Les bailleurs de fond pour le Burundi dont l’Union Européenne, réunis dans un atelier à Bujumbura, convergent sur le besoin de l’appui financier envers le Burundi pour sortir ce pays de la pauvreté avec le Cadre Stratégique de Lutte contre le Pauvreté, deuxième génération, CSLP II.
A l’ouverture de cet atelier par le président burundais, Pierre Nkurunziza, il a indiqué que certains défis restent d’actualité et que la bonne gouvernance se cherche encore dans ce pays .
Pour le président Nkurunziza, certains défis sont toujours d’actualité notamment les cas d’intolérance politique, les règlements de compte autour des conflits fonciers, le déficit énergétique très élevé, le taux de croissance démographique, la faible qualité des soins de santé et autres.
De la part de Pierre Nkurunziza, le Burundi a besoin des partenaires étrangers pour sortir ce pays de la pauvreté.

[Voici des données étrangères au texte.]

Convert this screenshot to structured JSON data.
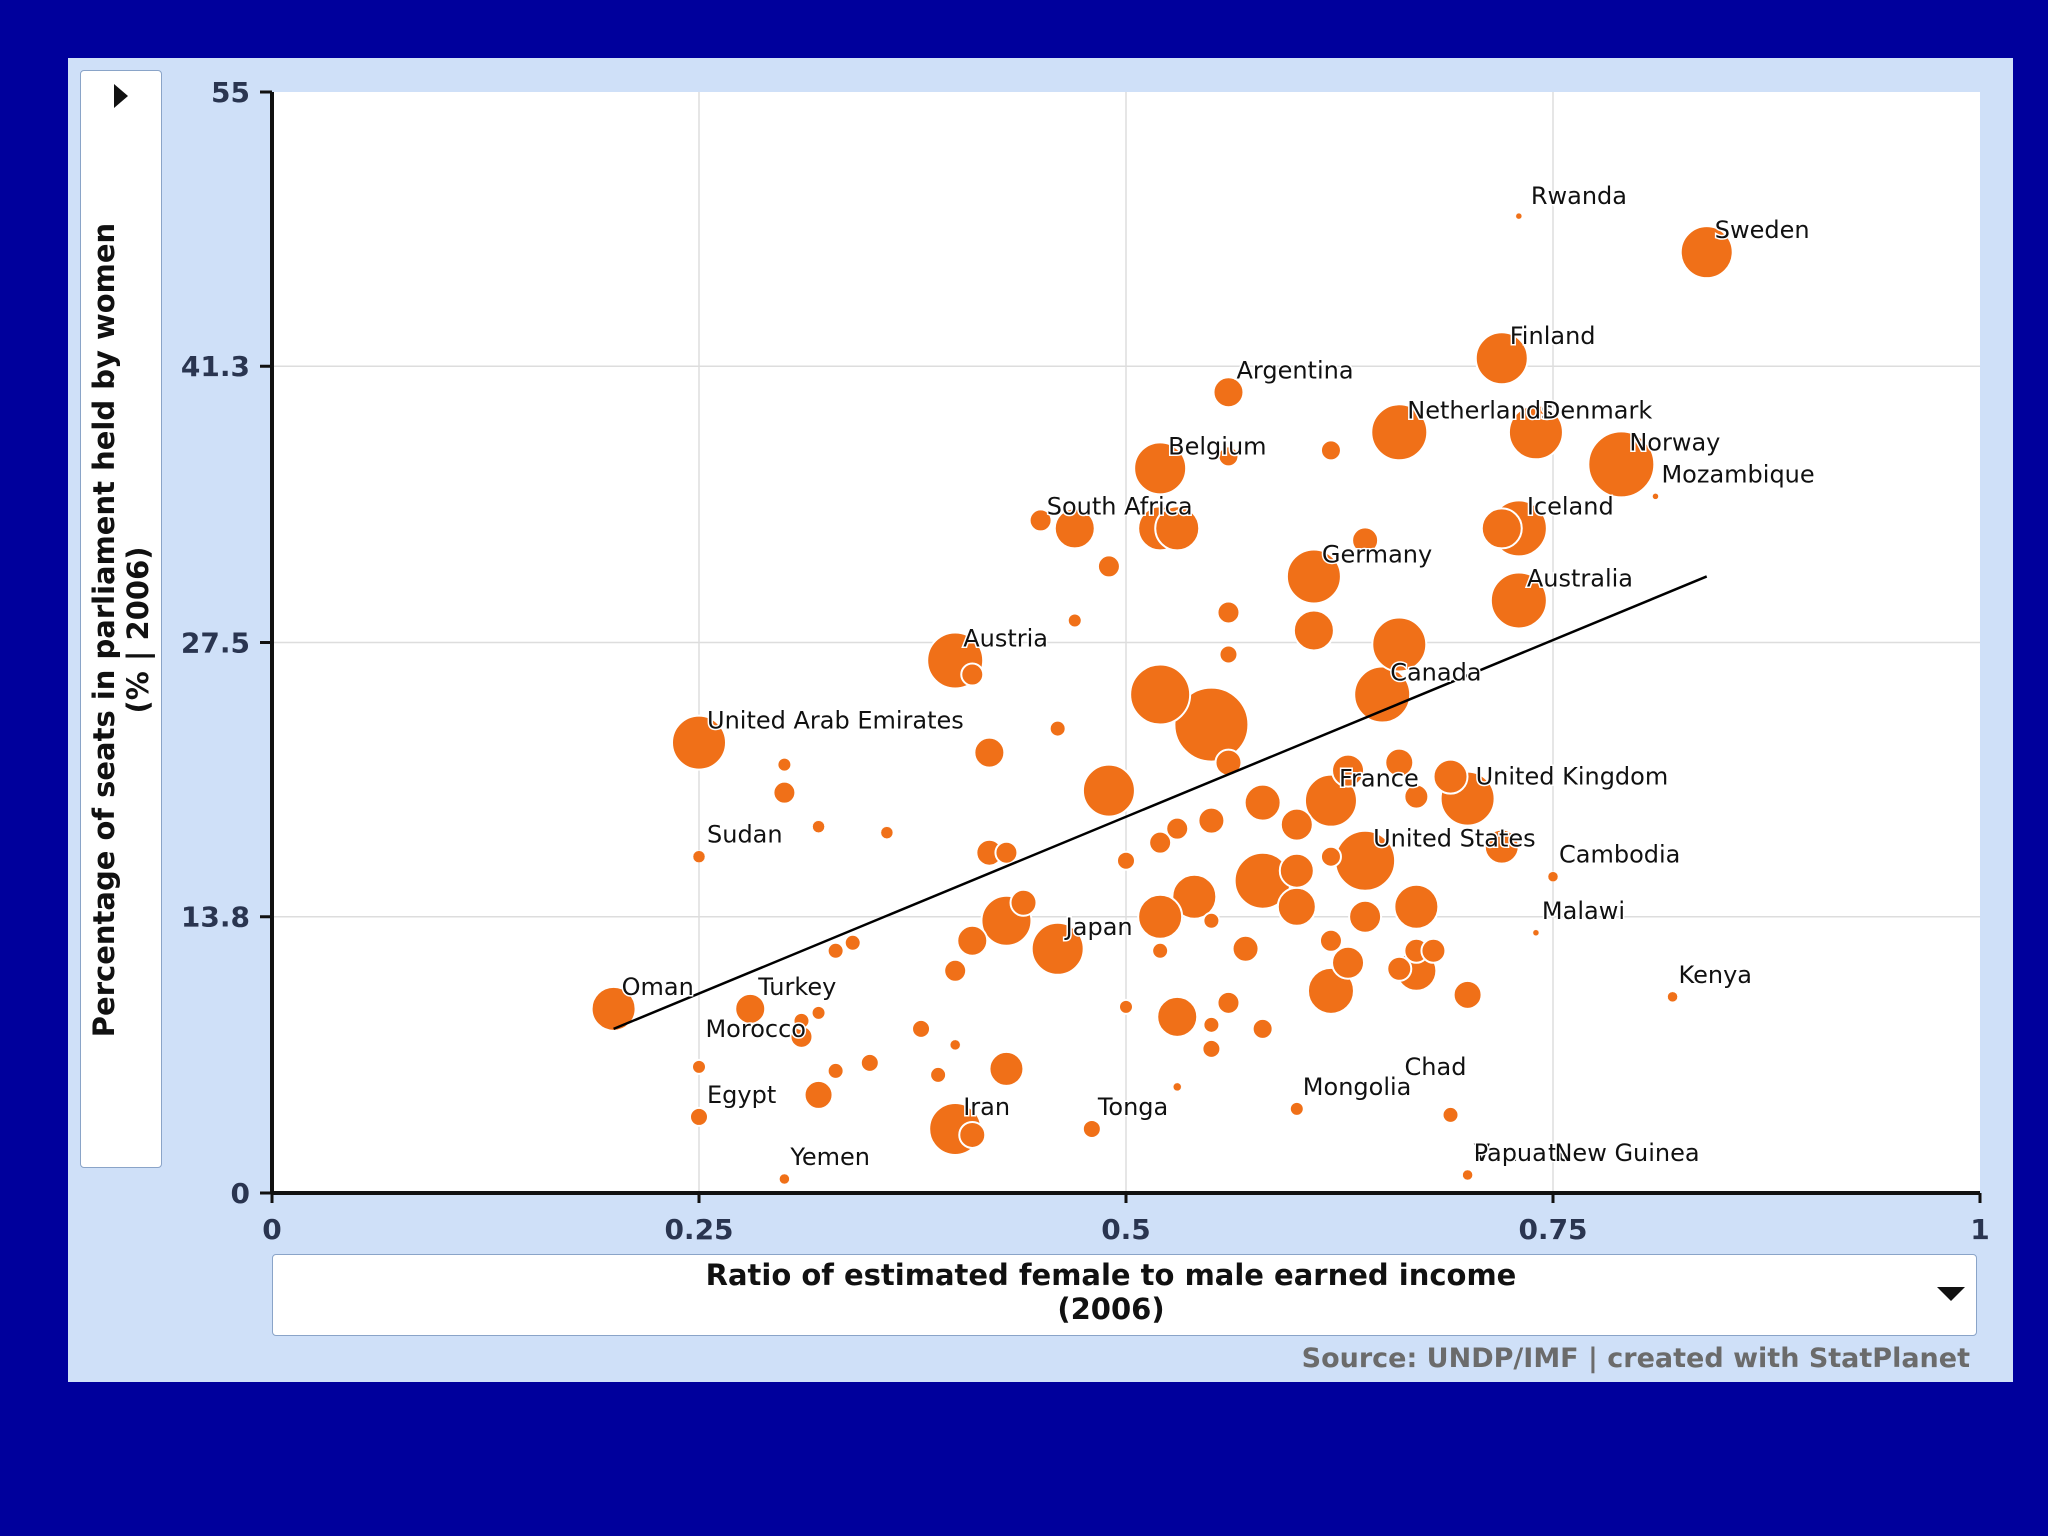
{
  "chart_data": {
    "type": "scatter",
    "xlabel": "Ratio of estimated female to male earned income\n(2006)",
    "ylabel": "Percentage of seats in parliament held by women\n(% | 2006)",
    "xlim": [
      0,
      1
    ],
    "ylim": [
      0,
      55
    ],
    "x_ticks": [
      0,
      0.25,
      0.5,
      0.75,
      1
    ],
    "x_tick_labels": [
      "0",
      "0.25",
      "0.5",
      "0.75",
      "1"
    ],
    "y_ticks": [
      0,
      13.8,
      27.5,
      41.3,
      55
    ],
    "y_tick_labels": [
      "0",
      "13.8",
      "27.5",
      "41.3",
      "55"
    ],
    "grid": true,
    "source": "Source: UNDP/IMF | created with StatPlanet",
    "colors": {
      "bubble": "#f07018",
      "bubble_stroke": "#ffffff",
      "trend": "#000000"
    },
    "trend_line": {
      "x": [
        0.2,
        0.84
      ],
      "y": [
        8.2,
        30.8
      ]
    },
    "points": [
      {
        "name": "Rwanda",
        "x": 0.73,
        "y": 48.8,
        "size": 3
      },
      {
        "name": "Sweden",
        "x": 0.84,
        "y": 47.0,
        "size": 26
      },
      {
        "name": "Finland",
        "x": 0.72,
        "y": 41.7,
        "size": 26
      },
      {
        "name": "Argentina",
        "x": 0.56,
        "y": 40.0,
        "size": 15
      },
      {
        "name": "Netherlands",
        "x": 0.66,
        "y": 38.0,
        "size": 28
      },
      {
        "name": "Denmark",
        "x": 0.74,
        "y": 38.0,
        "size": 27
      },
      {
        "name": "Norway",
        "x": 0.79,
        "y": 36.4,
        "size": 33
      },
      {
        "name": "Mozambique",
        "x": 0.81,
        "y": 34.8,
        "size": 3
      },
      {
        "name": "Belgium",
        "x": 0.52,
        "y": 36.2,
        "size": 26
      },
      {
        "name": "South Africa",
        "x": 0.47,
        "y": 33.2,
        "size": 20
      },
      {
        "name": "Iceland",
        "x": 0.73,
        "y": 33.2,
        "size": 28
      },
      {
        "name": "Germany",
        "x": 0.61,
        "y": 30.8,
        "size": 27
      },
      {
        "name": "Australia",
        "x": 0.73,
        "y": 29.6,
        "size": 28
      },
      {
        "name": "Austria",
        "x": 0.4,
        "y": 26.6,
        "size": 28
      },
      {
        "name": "Canada",
        "x": 0.65,
        "y": 24.9,
        "size": 28
      },
      {
        "name": "United Arab Emirates",
        "x": 0.25,
        "y": 22.5,
        "size": 27
      },
      {
        "name": "France",
        "x": 0.62,
        "y": 19.6,
        "size": 26
      },
      {
        "name": "United Kingdom",
        "x": 0.7,
        "y": 19.7,
        "size": 27
      },
      {
        "name": "Sudan",
        "x": 0.25,
        "y": 16.8,
        "size": 6
      },
      {
        "name": "United States",
        "x": 0.64,
        "y": 16.6,
        "size": 30
      },
      {
        "name": "Cambodia",
        "x": 0.75,
        "y": 15.8,
        "size": 5
      },
      {
        "name": "Malawi",
        "x": 0.74,
        "y": 13.0,
        "size": 3
      },
      {
        "name": "Japan",
        "x": 0.46,
        "y": 12.2,
        "size": 26
      },
      {
        "name": "Kenya",
        "x": 0.82,
        "y": 9.8,
        "size": 5
      },
      {
        "name": "Oman",
        "x": 0.2,
        "y": 9.2,
        "size": 22
      },
      {
        "name": "Turkey",
        "x": 0.28,
        "y": 9.2,
        "size": 15
      },
      {
        "name": "Morocco",
        "x": 0.31,
        "y": 7.8,
        "size": 11
      },
      {
        "name": "Egypt",
        "x": 0.25,
        "y": 3.8,
        "size": 9
      },
      {
        "name": "Iran",
        "x": 0.4,
        "y": 3.2,
        "size": 26
      },
      {
        "name": "Tonga",
        "x": 0.48,
        "y": 3.2,
        "size": 9
      },
      {
        "name": "Mongolia",
        "x": 0.6,
        "y": 4.2,
        "size": 7
      },
      {
        "name": "Chad",
        "x": 0.69,
        "y": 3.9,
        "size": 8
      },
      {
        "name": "Vanuatu",
        "x": 0.7,
        "y": 0.9,
        "size": 5
      },
      {
        "name": "Yemen",
        "x": 0.3,
        "y": 0.7,
        "size": 5
      },
      {
        "name": "Papua New Guinea",
        "x": 0.7,
        "y": 0.9,
        "size": 5
      }
    ],
    "unlabeled_points": [
      [
        0.52,
        33.2,
        22
      ],
      [
        0.53,
        33.2,
        22
      ],
      [
        0.45,
        33.6,
        11
      ],
      [
        0.49,
        31.3,
        11
      ],
      [
        0.56,
        36.8,
        10
      ],
      [
        0.62,
        37.1,
        10
      ],
      [
        0.64,
        32.6,
        13
      ],
      [
        0.72,
        33.2,
        20
      ],
      [
        0.56,
        29.0,
        11
      ],
      [
        0.47,
        28.6,
        7
      ],
      [
        0.61,
        28.1,
        20
      ],
      [
        0.66,
        27.4,
        27
      ],
      [
        0.56,
        26.9,
        9
      ],
      [
        0.52,
        24.9,
        30
      ],
      [
        0.55,
        23.4,
        37
      ],
      [
        0.41,
        25.9,
        11
      ],
      [
        0.46,
        23.2,
        8
      ],
      [
        0.42,
        22.0,
        15
      ],
      [
        0.3,
        21.4,
        7
      ],
      [
        0.3,
        20.0,
        11
      ],
      [
        0.32,
        18.3,
        6
      ],
      [
        0.36,
        18.0,
        6
      ],
      [
        0.49,
        20.1,
        26
      ],
      [
        0.56,
        21.5,
        13
      ],
      [
        0.63,
        21.1,
        16
      ],
      [
        0.66,
        21.5,
        14
      ],
      [
        0.69,
        20.8,
        17
      ],
      [
        0.67,
        19.8,
        12
      ],
      [
        0.58,
        19.5,
        18
      ],
      [
        0.6,
        18.4,
        16
      ],
      [
        0.55,
        18.6,
        13
      ],
      [
        0.53,
        18.2,
        11
      ],
      [
        0.52,
        17.5,
        11
      ],
      [
        0.43,
        17.0,
        11
      ],
      [
        0.42,
        17.0,
        13
      ],
      [
        0.5,
        16.6,
        9
      ],
      [
        0.62,
        16.8,
        10
      ],
      [
        0.72,
        17.3,
        17
      ],
      [
        0.58,
        15.6,
        28
      ],
      [
        0.6,
        16.1,
        17
      ],
      [
        0.54,
        14.8,
        22
      ],
      [
        0.44,
        14.5,
        13
      ],
      [
        0.43,
        13.6,
        25
      ],
      [
        0.52,
        13.8,
        22
      ],
      [
        0.67,
        14.3,
        22
      ],
      [
        0.6,
        14.3,
        19
      ],
      [
        0.64,
        13.8,
        16
      ],
      [
        0.55,
        13.6,
        8
      ],
      [
        0.41,
        12.6,
        15
      ],
      [
        0.34,
        12.5,
        8
      ],
      [
        0.33,
        12.1,
        8
      ],
      [
        0.57,
        12.2,
        13
      ],
      [
        0.62,
        12.6,
        11
      ],
      [
        0.67,
        12.1,
        12
      ],
      [
        0.68,
        12.1,
        12
      ],
      [
        0.52,
        12.1,
        8
      ],
      [
        0.63,
        11.5,
        16
      ],
      [
        0.66,
        11.2,
        12
      ],
      [
        0.67,
        11.1,
        20
      ],
      [
        0.4,
        11.1,
        11
      ],
      [
        0.62,
        10.1,
        23
      ],
      [
        0.7,
        9.9,
        14
      ],
      [
        0.56,
        9.5,
        11
      ],
      [
        0.5,
        9.3,
        7
      ],
      [
        0.53,
        8.8,
        20
      ],
      [
        0.55,
        8.4,
        8
      ],
      [
        0.58,
        8.2,
        10
      ],
      [
        0.38,
        8.2,
        9
      ],
      [
        0.32,
        9.0,
        7
      ],
      [
        0.31,
        8.6,
        8
      ],
      [
        0.4,
        7.4,
        5
      ],
      [
        0.55,
        7.2,
        9
      ],
      [
        0.43,
        6.2,
        17
      ],
      [
        0.35,
        6.5,
        9
      ],
      [
        0.33,
        6.1,
        8
      ],
      [
        0.25,
        6.3,
        7
      ],
      [
        0.39,
        5.9,
        8
      ],
      [
        0.32,
        4.9,
        14
      ],
      [
        0.41,
        2.9,
        13
      ],
      [
        0.53,
        5.3,
        4
      ]
    ]
  }
}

De son côté, Parfait Onanga Anyanga, représentant du secrétaire Général des Nations Unies au Burundi, a indiqué que les partenaires de ce pays et en particulier les Nations Unies entendent rester dans un pays où règnent la paix et la sécurité juridique des contrats.
Difficile d’en savoir plus si les bailleurs de fond attendent beaucoup du Burundi notamment les élections apaisées et transparentes en 2015 pour financer ce pays. Le représentant du secrétaire général des nations Unies au Burundi et le délégué de l’Union Européenne ont encore convergé pour plaider en faveur des élections crédibles en 2015.
Parfait Onanga Anyanga en a d’ailleurs profité pour indiquer que d’ici peu le Bureau des Nations Unies au Burundi va organiser un atelier pour évaluer le bilan par rapport à où en serait le gouvernement sur les clauses de l’atelier des acteurs politiques tenu à Kayanza en vue de réussir les élections de 2015.